According to Ginsparg’s data, which serves as the basis for the Nature article, 150 research manuscripts on the hypothetical particle have been posted on arXiv since December 15. That’s when officials at CERN – the lab that hosts the LHC – announced they saw “hints” of a new bosom particle. Although the statistical significance of LHC’s findings is low, that hasn’t deterred theoretical physicists from cranking out papers aimed at analyzing LHC’s data.
From the Nature article:
The influx of articles dwarfs two previous events that excited theorists, says Paul Ginsparg, a physicist at Cornell University in Ithaca, New York, who founded arXiv. One wave of manuscripts followed the controversial announcement that neutrinos could travel faster than light, as spotted by the Italy-based experiment OPERA in 2011; another came after the discovery of gravitational waves using the South Pole-based BICEP2 telescope in 2014. Neither of those claims held up after scrutiny.
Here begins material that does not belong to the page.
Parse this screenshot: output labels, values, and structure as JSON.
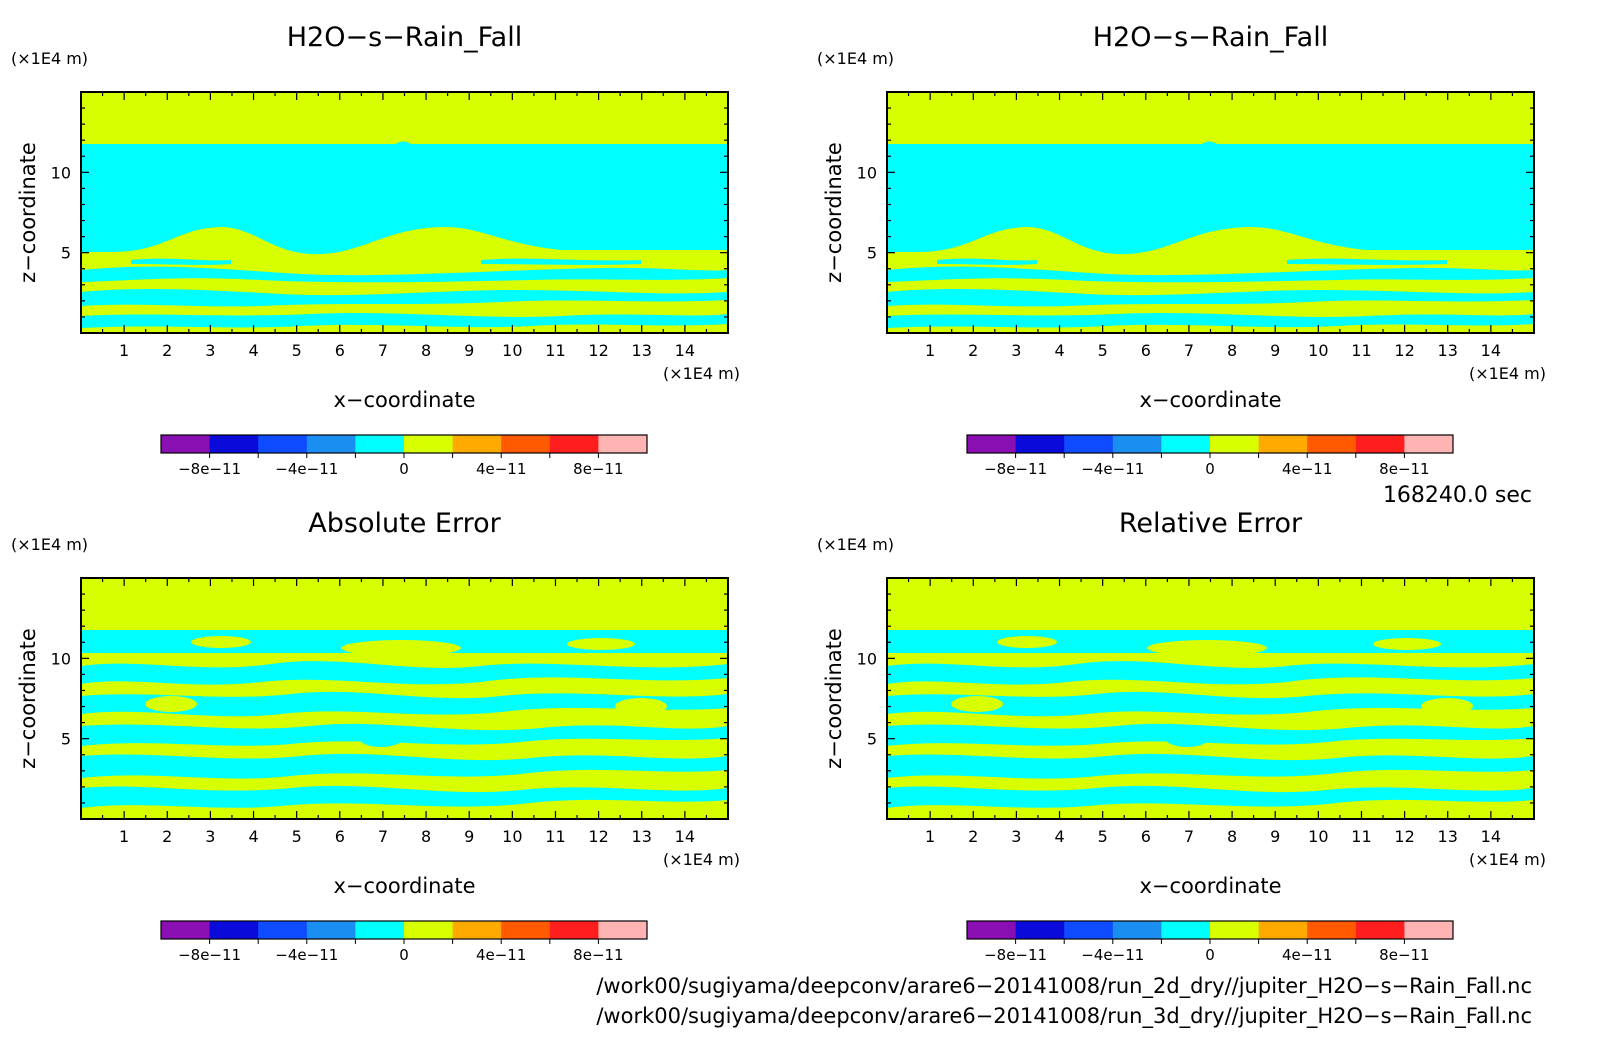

It is all the more remarkable in that, unlike the earlier cases, the particle claims from the LHC have not yet been put into writing. “This is all based on the live webcast from the CERN event,” Ginsparg says. Submissions to arXiv made after 16.00 US Eastern Standard Time each day do not appear until the following day — a cut-off time set by arXiv’s operators — and the timing of the submissions shows that physicists are rushing to e-mail in their papers just before this deadline, Ginsparg adds.
Online for more than 20 years, arXiv is an open-access service that allows scientists from across various fields to share research before it’s formally published. Last year, arXiv hit 1 million submissions.